Heiserkeit (Dysphonie) – Einleitung

Der Begriff Dysphonie – umgangssprachlich als Heiserkeit bezeichnet – beschreibt eine Stimmstörung, die durch eine raue, unreine oder belegte Stimme mit verändertem Klangbild gekennzeichnet ist. Diese Störung tritt in der Regel infolge von Erkrankungen oder Funktionsstörungen des Larynx (Kehlkopf) und des Ansatzrohres auf.

Synonyme und ICD-10: hyperfunktionelle Dysphonie; hypofunktionelle Dysphonie; senile Dysphonie; ICD-10-GM R49.0: Dysphonie

Anatomie und Funktionen

Die Anatomie des Stimmapparates, insbesondere des Larynx (Kehlkopf) und des Ansatzrohres (der obere Teil des Vokaltrakts), ist entscheidend für die normale Stimmproduktion. Der Larynx beherbergt die Stimmlippen, die beim Sprechen oder Singen vibrieren und Schallwellen erzeugen.

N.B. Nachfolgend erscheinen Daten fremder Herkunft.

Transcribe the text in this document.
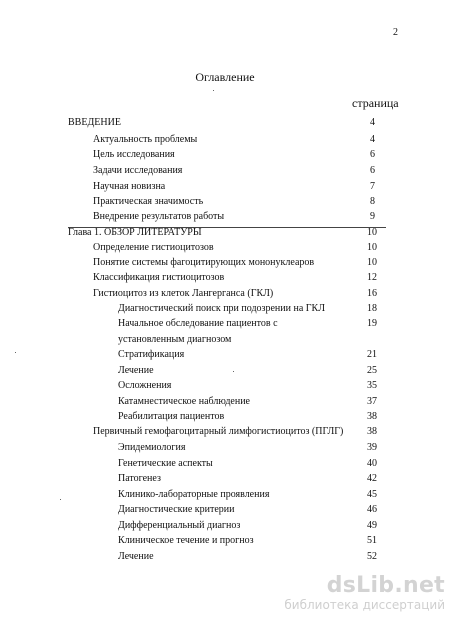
2
Оглавление
страница
ВВЕДЕНИЕ	4
Актуальность проблемы	4
Цель исследования	6
Задачи исследования	6
Научная новизна	7
Практическая значимость	8
Внедрение результатов работы	9
Глава 1. ОБЗОР ЛИТЕРАТУРЫ	10
Определение гистиоцитозов	10
Понятие системы фагоцитирующих мононуклеаров	10
Классификация гистиоцитозов	12
Гистиоцитоз из клеток Лангерганса (ГКЛ)	16
Диагностический поиск при подозрении на ГКЛ	18
Начальное обследование пациентов с	19
установленным диагнозом
Стратификация	21
Лечение	25
Осложнения	35
Катамнестическое наблюдение	37
Реабилитация пациентов	38
Первичный гемофагоцитарный лимфогистиоцитоз (ПГЛГ) 38
Эпидемиология	39
Генетические аспекты	40
Патогенез	42
Клинико-лабораторные проявления	45
Диагностические критерии	46
Дифференциальный диагноз	49
Клиническое течение и прогноз	51
Лечение	52
dsLib.net
библиотека диссертаций
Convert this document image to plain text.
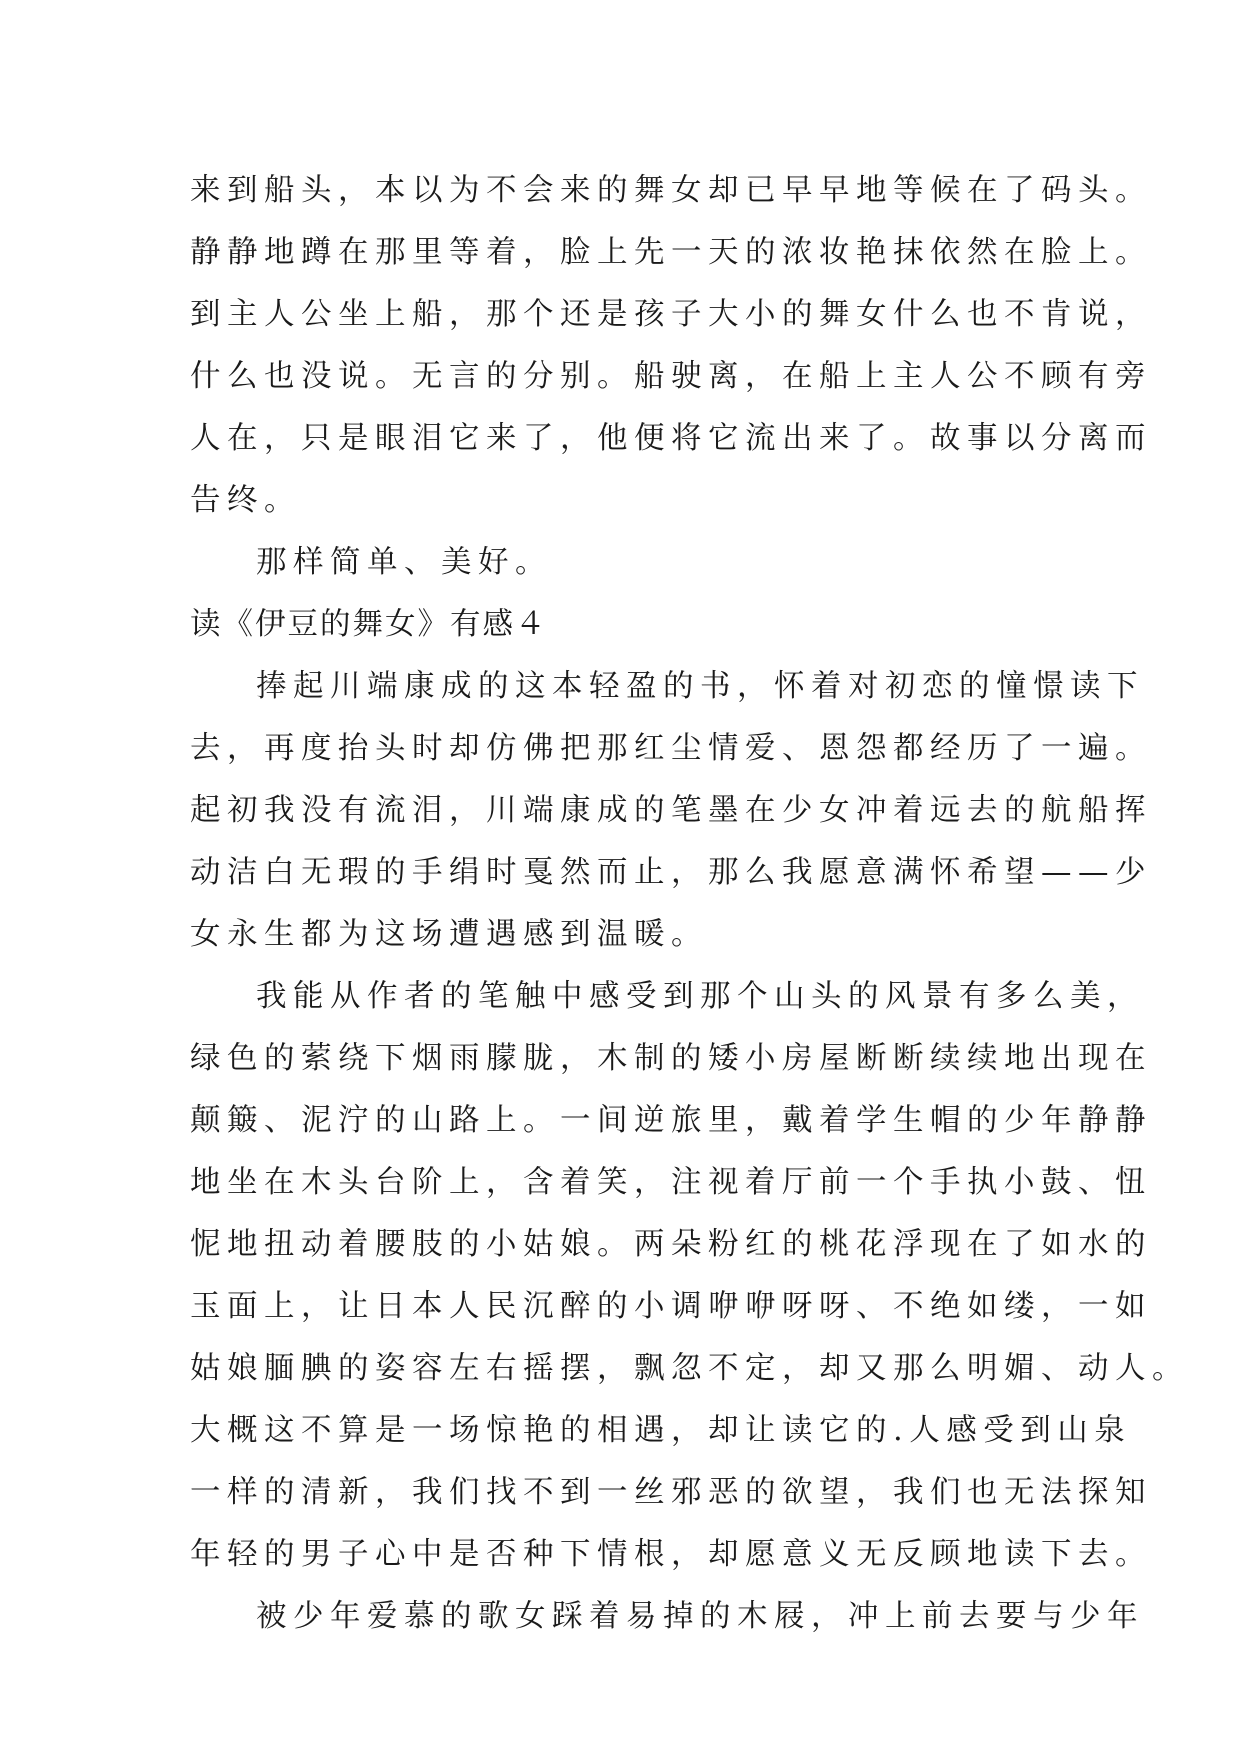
来到船头，本以为不会来的舞女却已早早地等候在了码头。
静静地蹲在那里等着，脸上先一天的浓妆艳抹依然在脸上。
到主人公坐上船，那个还是孩子大小的舞女什么也不肯说，
什么也没说。无言的分别。船驶离，在船上主人公不顾有旁
人在，只是眼泪它来了，他便将它流出来了。故事以分离而
告终。
那样简单、美好。
读《伊豆的舞女》有感４
捧起川端康成的这本轻盈的书，怀着对初恋的憧憬读下
去，再度抬头时却仿佛把那红尘情爱、恩怨都经历了一遍。
起初我没有流泪，川端康成的笔墨在少女冲着远去的航船挥
动洁白无瑕的手绢时戛然而止，那么我愿意满怀希望——少
女永生都为这场遭遇感到温暖。
我能从作者的笔触中感受到那个山头的风景有多么美，
绿色的萦绕下烟雨朦胧，木制的矮小房屋断断续续地出现在
颠簸、泥泞的山路上。一间逆旅里，戴着学生帽的少年静静
地坐在木头台阶上，含着笑，注视着厅前一个手执小鼓、忸
怩地扭动着腰肢的小姑娘。两朵粉红的桃花浮现在了如水的
玉面上，让日本人民沉醉的小调咿咿呀呀、不绝如缕，一如
姑娘腼腆的姿容左右摇摆，飘忽不定，却又那么明媚、动人。
大概这不算是一场惊艳的相遇，却让读它的.人感受到山泉
一样的清新，我们找不到一丝邪恶的欲望，我们也无法探知
年轻的男子心中是否种下情根，却愿意义无反顾地读下去。
被少年爱慕的歌女踩着易掉的木屐，冲上前去要与少年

Diese Schallwellen werden durch das Ansatzrohr, das aus Rachen, Mund- und Nasenraum besteht, moduliert und formen die charakteristische Stimme jedes Menschen.

Larynx (Kehlkopf): Der Kehlkopf ist ein muskulös-knorpeliges Organ, das sich im Hals befindet. Er enthält die Stimmlippen, die durch die Kontraktion verschiedener Muskeln gespannt oder gelockert werden, was die Tonhöhe beeinflusst. Erkrankungen oder Funktionsstörungen des Kehlkopfes, wie Entzündungen oder Tumoren, können die Schwingung der Stimmlippen beeinträchtigen und zu Dysphonie führen.

Ansatzrohr: Das Ansatzrohr beeinflusst die Resonanz und das Timbre der Stimme. Es besteht aus dem Rachen (Pharynx), der Mundhöhle und dem Nasenraum. Veränderungen in der Struktur oder Funktion dieser Bereiche, wie bei einer Vergrößerung der Rachenmandeln, einem Tumor oder einer Nasenpolypenbildung, können die Stimmqualität beeinflussen und ebenfalls zu Dysphonie beitragen.

Zusammen sorgen der Larynx und das Ansatzrohr für eine klare und stabile Stimme. Störungen in einem dieser Bereiche können zu einer Dysphonie führen, die sich als Heiserkeit oder verändertes Klangbild der Stimme manifestiert.

Einteilung der Dysphonie

1. Organische Stimmstörung 

  • Definition: Körperliche Gründe.
  • Ursachen:
    • Irreguläres Schwingungsverhalten zwischen der linken und rechten Stimmlippe (z. B. bei einer einseitigen Gewebevermehrung der Stimmlippe wegen Laryngitis/Kehlkopfentzündung: akute (42 %) und chronische (9,7 %) Laryngitiden [1]).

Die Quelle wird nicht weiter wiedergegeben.